Berlín, 30 de junio de 1893.

¿Qué aspecto tendría entonces la menuda y delicada Minna, a la que nunca conocí de otra forma que vestida con atuendos negros de los que asomaban las manos y la cara, un rostro ensombrecido por el escepticismo y la melancolía que se iluminaba y encandilaba en cuanto tenía a sus nietos alrededor? Mi madre me explicó que seguía de luto por su hijo, cuya muerte no conseguía superar. Siegfried, por fortuna apodado Friedel, había fallecido en 1918 víctima de la gripe española. Nunca he visto una foto suya ni oído decir a mis abuelos una palabra alusiva a él, pues la mera mención de su nombre habría tenido efectos nefastos para el estado de ánimo de Minna.

Por tanto, no logro figurarme cuál sería su aspecto de joven, con vestidos claros y una risa exaltada en la cara. No, nunca debió de ser exaltada, pero sí alegre, sin duda, pues su vida, ajena a pretensiones pasadas de rosca, se había cumplido en un matrimonio razonable con un hombre bueno y dulce y el nacimiento de una criatura sana. Tal vez incluso fuera de talante risueño, o al menos más jovial de lo que yo la conocí, pero siempre debió de tener predisposición a la melancolía.

Sus antepasados provenían de España, y la sangre sefardita había marcado su fisonomía: el claro tono aceitunado de su piel, los ojos almendrados y casi negros, la exuberancia de su tupido y ondulado cabello que, en mis tiempos, sujetaba en un grueso moño gris metálico.
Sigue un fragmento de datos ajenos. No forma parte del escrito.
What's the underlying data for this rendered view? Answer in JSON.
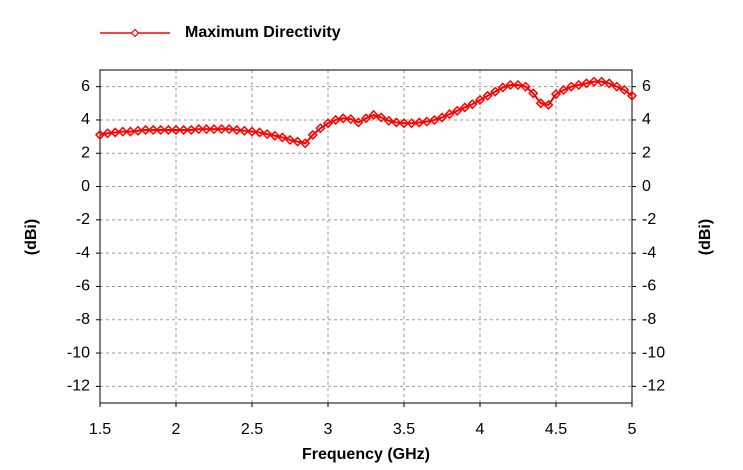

La letra gótica con que anotaba en el libro rojo los progresos más relevantes de su hija es tan fina y ordenada como lo era ella misma. Hace constar el aumento del peso, las vacunaciones, el primer diente, los primeros pasos, las primeras palabras de la criatura. En las páginas tituladas «Diario» me entero de que ya a los dos meses y medio Elschen lleva su primer vestidito; que con nueve meses se pone por primera vez cabezota; que al año se le toma una foto (es un retrato bien hecho); que con un año y medio entona las canciones infantiles «Annemarie, adonde vas de viaje», «Zorro, robaste el ganso» y «Despertad que la alondra ya canta»; que con dos años y tres meses sabe recitar de memoria el Pedro Melenas completo; que con cuatro y medio entra en el jardín de infancia y realiza su primera labor, acertada y graciosa.

Estas notas ya permiten distinguir claramente la trayectoria preestablecida para la pequeña Else. Desde la más temprana edad se la instruye y moldea para un matrimonio bien acomodado en el que no deberá ni podrá ser otra cosa que hembra y madre.

Es, no cabe duda, Minna quien lleva la batuta en el hogar, y Daniel lo acepta sin protestar. Ama y estima a su mujer, que nunca le da el calor y el cariño que él hubiera preferido al cumplimiento impecable de sus obligaciones conyugales. La reconoce como la más sabia y culta de ambos, pues procede de una familia mucho más elevada que él. Sigmund, el padre de Minna, era médico en Prusia Occidental; Aaron, el suyo, panadero en la frontera con Polonia. Ella tenía cinco hermanos y una buena educación; él tenía nueve y a los catorce años tuvo que abandonar la escuela. Ella había leído libros y tocado el piano; él, con sus ocho hermanos, había repartido panes y cantado en el coro de la sinagoga. Su madre había muerto prematuramente, en el undécimo parto, y su padre bregaba de día en la panadería y leía, por las noches, la Torá o estudiaba el Talmud. Tras dejar la escuela antes de tiempo, los nueve hijos fueron enviados al mundo para aprender, donde fuese y como fuera, un oficio. Todos recalaron en el promisorio Berlín y se montaron una existencia sólidamente burguesa. En la vejez, el piadoso padre también se trasladó a la capital para vivir con sus hijos. Constató con horror que sus vástagos, educados en el rigor de la ortodoxia, incumplían de la forma más escandalosa los preceptos del Señor dejándose seducir por los impíos tiempos que corrían.